Fjord a été présenté en compétition au Festival de Cannes 2026, où il a remporté la Palme d’or et le prix du Jury œcuménique.
Fjord est la deuxième Palme d’or de Cristian Mungiu, après 4 mois, 3 semaines, 2 jours en 2007. Il rejoint ainsi le cercle fermé des cinéastes doublement récompensés, tels que Francis Ford Coppola, Bille August, Emir Kusturica, Shōhei Imamura, les frères Dardenne, Michael Haneke, Ken Loach et Ruben Östlund.

Une famille chrétienne venue de Roumanie, le pays d’origine du père Mihai (Sebastian Stan), emménage en Norvège, terre de la mère Lisbet (Renate Reinsve), dans une enclave qui semble d’abord accueillante. Tout le voisinage se connaît, et la famille Gheorghiu se lie très vite d’amitié avec les Halberg, dont le mari s’avère être le proviseur de l’école du coin… Mais cette proximité va engendrer une mécanique de la rumeur rapidement toxique, surtout le jour où des blessures sur le corps d’un enfant sont rattachées aux méthodes d’éducation jugées archaïques des parents.

Les procédures de l’Aide à l’enfance norvégienne, qui ont fait leurs preuves, agissent immédiatement dans l’intérêt supposé des enfants, de sorte à éloigner la fratrie de leur foyer. D’un autre côté, tout se lance très vite, avec l’absence désarmante de recours pour Mihai et Lisbet.

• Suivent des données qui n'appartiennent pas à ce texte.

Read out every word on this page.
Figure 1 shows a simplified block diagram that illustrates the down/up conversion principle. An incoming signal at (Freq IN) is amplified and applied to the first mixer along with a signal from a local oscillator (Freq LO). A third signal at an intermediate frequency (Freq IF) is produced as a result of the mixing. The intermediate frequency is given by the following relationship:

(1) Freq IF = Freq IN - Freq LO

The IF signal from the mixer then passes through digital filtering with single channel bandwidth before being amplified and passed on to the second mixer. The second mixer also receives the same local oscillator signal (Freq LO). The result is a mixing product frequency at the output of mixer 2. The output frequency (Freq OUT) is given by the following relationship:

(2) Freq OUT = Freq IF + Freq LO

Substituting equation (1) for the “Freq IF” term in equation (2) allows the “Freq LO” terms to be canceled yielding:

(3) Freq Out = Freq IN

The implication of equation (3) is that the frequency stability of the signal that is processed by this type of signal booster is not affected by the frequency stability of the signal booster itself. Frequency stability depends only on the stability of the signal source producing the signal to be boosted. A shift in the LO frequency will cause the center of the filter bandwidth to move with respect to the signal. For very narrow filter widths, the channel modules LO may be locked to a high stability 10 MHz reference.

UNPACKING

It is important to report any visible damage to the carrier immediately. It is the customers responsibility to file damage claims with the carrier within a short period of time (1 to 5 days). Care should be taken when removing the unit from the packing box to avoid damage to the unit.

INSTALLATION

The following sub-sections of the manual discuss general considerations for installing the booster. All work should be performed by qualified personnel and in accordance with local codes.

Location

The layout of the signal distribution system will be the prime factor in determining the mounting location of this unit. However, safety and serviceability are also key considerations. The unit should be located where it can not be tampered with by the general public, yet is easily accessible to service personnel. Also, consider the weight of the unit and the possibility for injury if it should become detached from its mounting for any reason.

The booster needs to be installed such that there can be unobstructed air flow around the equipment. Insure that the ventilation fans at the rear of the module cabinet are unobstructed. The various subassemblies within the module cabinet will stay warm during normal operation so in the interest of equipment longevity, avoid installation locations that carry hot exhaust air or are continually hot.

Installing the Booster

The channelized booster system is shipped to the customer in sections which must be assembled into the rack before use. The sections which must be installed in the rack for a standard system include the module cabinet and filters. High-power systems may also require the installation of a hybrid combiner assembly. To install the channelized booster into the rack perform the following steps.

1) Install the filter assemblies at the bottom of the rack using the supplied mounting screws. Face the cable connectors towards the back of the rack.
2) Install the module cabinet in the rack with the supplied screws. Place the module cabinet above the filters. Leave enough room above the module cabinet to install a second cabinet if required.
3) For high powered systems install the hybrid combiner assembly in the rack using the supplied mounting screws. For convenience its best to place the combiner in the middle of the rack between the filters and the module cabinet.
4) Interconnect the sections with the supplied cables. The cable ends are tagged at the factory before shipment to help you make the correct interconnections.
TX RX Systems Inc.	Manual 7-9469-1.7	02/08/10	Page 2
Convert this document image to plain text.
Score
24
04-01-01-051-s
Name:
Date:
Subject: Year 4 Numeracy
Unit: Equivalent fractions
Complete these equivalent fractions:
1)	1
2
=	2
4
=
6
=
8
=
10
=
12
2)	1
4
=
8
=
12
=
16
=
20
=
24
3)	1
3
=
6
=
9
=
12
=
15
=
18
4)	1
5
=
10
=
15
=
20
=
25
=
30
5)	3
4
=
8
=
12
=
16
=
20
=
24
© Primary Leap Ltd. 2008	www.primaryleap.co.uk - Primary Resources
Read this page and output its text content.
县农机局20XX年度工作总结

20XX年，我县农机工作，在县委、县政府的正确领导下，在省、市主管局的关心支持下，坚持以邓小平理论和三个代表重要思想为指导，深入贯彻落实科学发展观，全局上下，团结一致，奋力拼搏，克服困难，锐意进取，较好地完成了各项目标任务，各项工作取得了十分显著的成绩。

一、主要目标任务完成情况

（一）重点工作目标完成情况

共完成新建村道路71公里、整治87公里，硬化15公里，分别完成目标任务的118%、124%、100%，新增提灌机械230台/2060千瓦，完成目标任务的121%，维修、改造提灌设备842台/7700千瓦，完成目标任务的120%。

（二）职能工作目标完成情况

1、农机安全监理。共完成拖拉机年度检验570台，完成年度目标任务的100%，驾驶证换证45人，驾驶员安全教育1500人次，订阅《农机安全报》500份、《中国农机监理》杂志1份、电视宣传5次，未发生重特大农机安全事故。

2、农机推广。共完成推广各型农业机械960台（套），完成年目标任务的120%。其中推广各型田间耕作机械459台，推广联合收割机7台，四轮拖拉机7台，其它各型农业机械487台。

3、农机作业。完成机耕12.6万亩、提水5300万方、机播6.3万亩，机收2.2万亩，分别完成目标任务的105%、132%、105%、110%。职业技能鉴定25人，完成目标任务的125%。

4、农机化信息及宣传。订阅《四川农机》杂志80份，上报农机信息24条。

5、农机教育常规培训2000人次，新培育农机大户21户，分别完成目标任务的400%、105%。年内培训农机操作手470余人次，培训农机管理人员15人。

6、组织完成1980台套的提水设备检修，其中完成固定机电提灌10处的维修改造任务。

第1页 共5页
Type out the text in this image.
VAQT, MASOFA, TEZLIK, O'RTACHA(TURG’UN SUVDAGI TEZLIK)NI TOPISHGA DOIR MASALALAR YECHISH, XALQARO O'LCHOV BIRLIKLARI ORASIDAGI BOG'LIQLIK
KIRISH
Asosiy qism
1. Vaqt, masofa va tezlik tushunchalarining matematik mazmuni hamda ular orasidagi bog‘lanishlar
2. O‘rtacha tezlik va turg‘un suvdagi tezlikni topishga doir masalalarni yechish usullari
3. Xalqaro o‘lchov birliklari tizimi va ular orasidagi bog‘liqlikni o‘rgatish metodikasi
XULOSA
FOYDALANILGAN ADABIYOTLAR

Leur bonté chrétienne n’est certainement pas à remettre en question, mais derrière la façade de la bienveillance demeure une vision de la punition et du pardon toute miséricordieuse. La grande force du film, c’est de prendre cette question dans un microcosme étouffant, avant que les défaillances d’une bureaucratie froide et inflexible n’amènent l’affaire dans un macrocosme hors de contrôle. À partir de la différence culturelle qu’il dépeint, Fjord se construit sur l’incapacité d’un dialogue, qui exploite la colère enfouie de ses personnages – quel que soit leur camp – à la manière d’un carburant abrasif. Avec Fjord, tout semble conduire vers une question : les parents d’Elia ont-ils réellement maltraité leurs enfants ? Cristian Mungiu laisse volontairement subsister le doute sur ce qui s’est exactement passé au sein de la famille Gheorghiu.

C’est précisément cette zone grise que cultive Fjord. Le réalisateur ne demande pas au spectateur de choisir simplement entre des parents victimes du système et des institutions irréprochables. Il montre plutôt ce qui se produit lorsque deux visions du monde cessent de pouvoir dialoguer…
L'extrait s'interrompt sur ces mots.